Refers to the trading suspension measures taken by the exchange to control risks when the stock index fluctuation reaches the prescribed melting point. Specifically, it is a mechanism to set a fuse price for the contract before the contract reaches the price limit, so that the contract trading quotation can only be traded within this price range for a period of time.

20 15, 15, Shanghai Stock Exchange, Shenzhen Stock Exchange and CICC officially issued the relevant regulations on index fuse. The benchmark fuse index is the Shanghai and Shenzhen 300 Index, which has two thresholds of 5% and 7%. 1October 20 16 1 day officially implemented,1October 20 16 1 day suspended.

2065438+200618 October, 65438+ With the approval of China Securities Regulatory Commission, Shanghai Stock Exchange decided to suspend the implementation of the "index fuse" mechanism stipulated in Section 5 of Chapter 4 of the Trading Rules of Shanghai Stock Exchange in order to maintain the stable operation of the market.

Extended data:

Function:

1. It provides an early warning function for the trading risks in the stock index futures market, effectively preventing the sudden and serious risks.

According to the design of the fuse mechanism of stock index futures in China, before the market fluctuation reaches the limit of 10%, the fuse point of 6% is introduced, that is, the index point of stock index futures rises and falls by 6%, that is, in the subsequent 10 minute trading, the index quotation cannot exceed the fuse point, which not only warns the traders of stock index futures, but also warns the risk management at all levels of futures trading.

2. Win thinking time and operation time for controlling trading risks.

When the market fluctuation reaches 6% of the fuse point, there will be a trading time of 10 minute in the fuse point, which is enough for traders to have enough time to consider the risk management method after the transaction is resumed, and the exchange will allow the computer host to match the transaction under the trading instructions that reflect their own willingness to operate.

3. It is conducive to eliminating the liquidity decline caused by outdated prices in the futures market.

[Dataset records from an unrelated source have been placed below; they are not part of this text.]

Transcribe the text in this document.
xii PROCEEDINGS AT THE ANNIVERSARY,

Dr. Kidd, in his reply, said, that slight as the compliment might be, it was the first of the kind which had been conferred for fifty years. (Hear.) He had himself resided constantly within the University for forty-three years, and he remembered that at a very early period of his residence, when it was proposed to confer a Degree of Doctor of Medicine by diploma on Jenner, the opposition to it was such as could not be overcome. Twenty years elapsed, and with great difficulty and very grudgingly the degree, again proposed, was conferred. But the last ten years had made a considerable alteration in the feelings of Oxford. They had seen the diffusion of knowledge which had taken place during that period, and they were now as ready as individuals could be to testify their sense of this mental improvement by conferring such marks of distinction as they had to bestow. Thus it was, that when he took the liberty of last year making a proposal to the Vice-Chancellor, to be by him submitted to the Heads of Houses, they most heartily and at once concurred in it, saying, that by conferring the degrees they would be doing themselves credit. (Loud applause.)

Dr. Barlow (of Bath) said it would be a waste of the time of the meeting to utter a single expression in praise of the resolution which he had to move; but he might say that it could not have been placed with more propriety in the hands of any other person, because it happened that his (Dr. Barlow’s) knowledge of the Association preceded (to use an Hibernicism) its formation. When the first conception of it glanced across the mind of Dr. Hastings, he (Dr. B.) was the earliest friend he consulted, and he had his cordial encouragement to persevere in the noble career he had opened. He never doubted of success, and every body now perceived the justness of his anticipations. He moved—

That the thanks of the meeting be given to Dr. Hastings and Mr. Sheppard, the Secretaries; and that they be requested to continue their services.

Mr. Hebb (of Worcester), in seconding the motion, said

In the unilateral market with abnormal fluctuation of stock index futures, the normal display of the market will be delayed due to the obstruction of a large number of buying (or selling), resulting in outdated prices. At this time, the price people see is actually the last moment price, at which the transaction must not be closed;

A large number of non-trading orders continue to enter the trading system, which will cause more serious transaction congestion and make the data display more backward. The fuse cycle is 10 minute, which can eliminate the instruction blocking phenomenon of the trading system, eliminate outdated prices and ensure smooth trading.